After testing out a bunch of changes to the way Steam Search works in a Steam Labs experiment, Valve has now rolled it out for everyone with new features.
Steam Labs is the area of Steam where they experiment more, let people opt into new features and they also pull in outside developers to do some prototypes. This expanded Steam Search is one of such experiments. Valve said the improvements to it started as "an exploration of new ranking algorithms, but based upon user feedback it expanded to include the many quality of life improvements in today's release".
Now there's some new (and quite useful) filters, that somewhat amazingly weren't there before. You can now filter by price and special offer, include/exclude by tags, hide games in the search you know of but don't want or already own, exclude them based on features—so if you don't want to see VR you don't have to.
There's also infinite scroll (which you can turn off in your preferences) and they're planning to continue tweaking Steam Search to make it more useful. This is an excellent start though.
Valve have really awoken in the last year or two, so many improvements have been made. It felt like they were a bit of a sleeping giant before.
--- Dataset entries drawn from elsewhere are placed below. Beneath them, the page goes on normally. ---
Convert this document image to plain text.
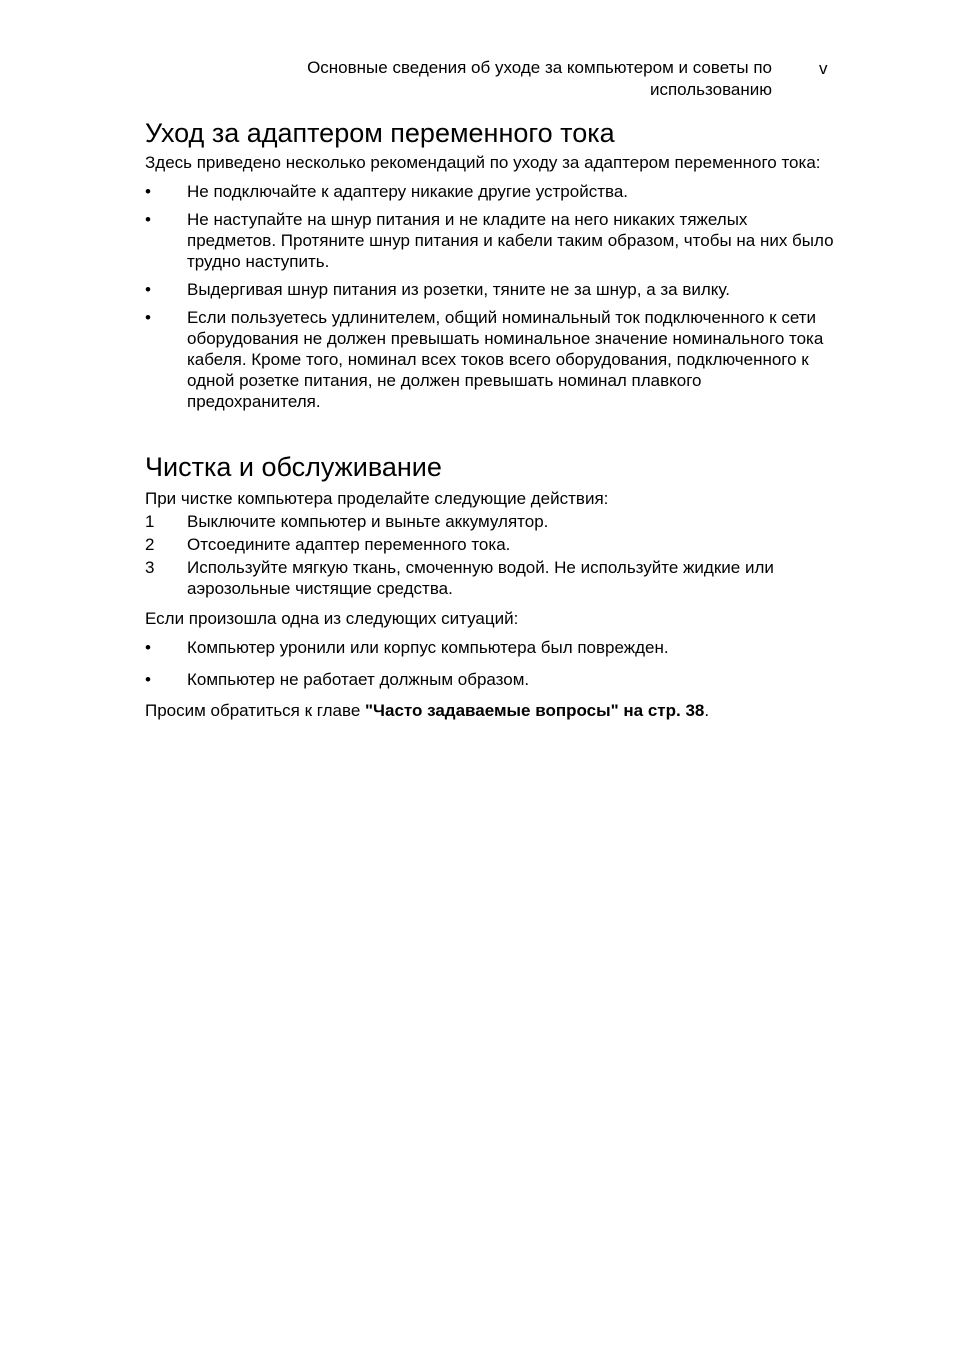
Основные сведения об уходе за компьютером и советы по использованию
v
Уход за адаптером переменного тока

Здесь приведено несколько рекомендаций по уходу за адаптером переменного тока:

•	Не подключайте к адаптеру никакие другие устройства.
•	Не наступайте на шнур питания и не кладите на него никаких тяжелых предметов. Протяните шнур питания и кабели таким образом, чтобы на них было трудно наступить.
•	Выдергивая шнур питания из розетки, тяните не за шнур, а за вилку.
•	Если пользуетесь удлинителем, общий номинальный ток подключенного к сети оборудования не должен превышать номинальное значение номинального тока кабеля. Кроме того, номинал всех токов всего оборудования, подключенного к одной розетке питания, не должен превышать номинал плавкого предохранителя.
Чистка и обслуживание

При чистке компьютера проделайте следующие действия:

1	Выключите компьютер и выньте аккумулятор.
2	Отсоедините адаптер переменного тока.
3	Используйте мягкую ткань, смоченную водой. Не используйте жидкие или аэрозольные чистящие средства.

Если произошла одна из следующих ситуаций:

•	Компьютер уронили или корпус компьютера был поврежден.
•	Компьютер не работает должным образом.

Просим обратиться к главе "Часто задаваемые вопросы" на стр. 38.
Nice to see what some competition can push them to do.
Last edited by Eike on 26 Feb 2020 at 11:00 am UTC
I do wish they'd give some attention to Wishlisting though, which I feel is in more dire need of modernization; specifically, multiple Wishlists with user-defined titles, as well as both user/community and official tags/attributes. Right now I have a 200+ entry Wishlist, with varying different reasons for any given title to be upon it, which is frankly a mess. If implemented correctly this could have significant benefits for Linux, if publishers/devs could see many Steam users had their game on a Wishlist with a "Waiting for native Linux support is promised/released etc" or "Waiting until compatibility with Proton improves", among others.
Regardless, it is nice with this Search update / QOL to see Steam continuing to iterate upon new features that better the experience for the users ; a sharp contrast to many of the other storefronts/platforms/launchers that seem to operate as a fiefdom predicated on exclusivity and minimal actual features/improvements.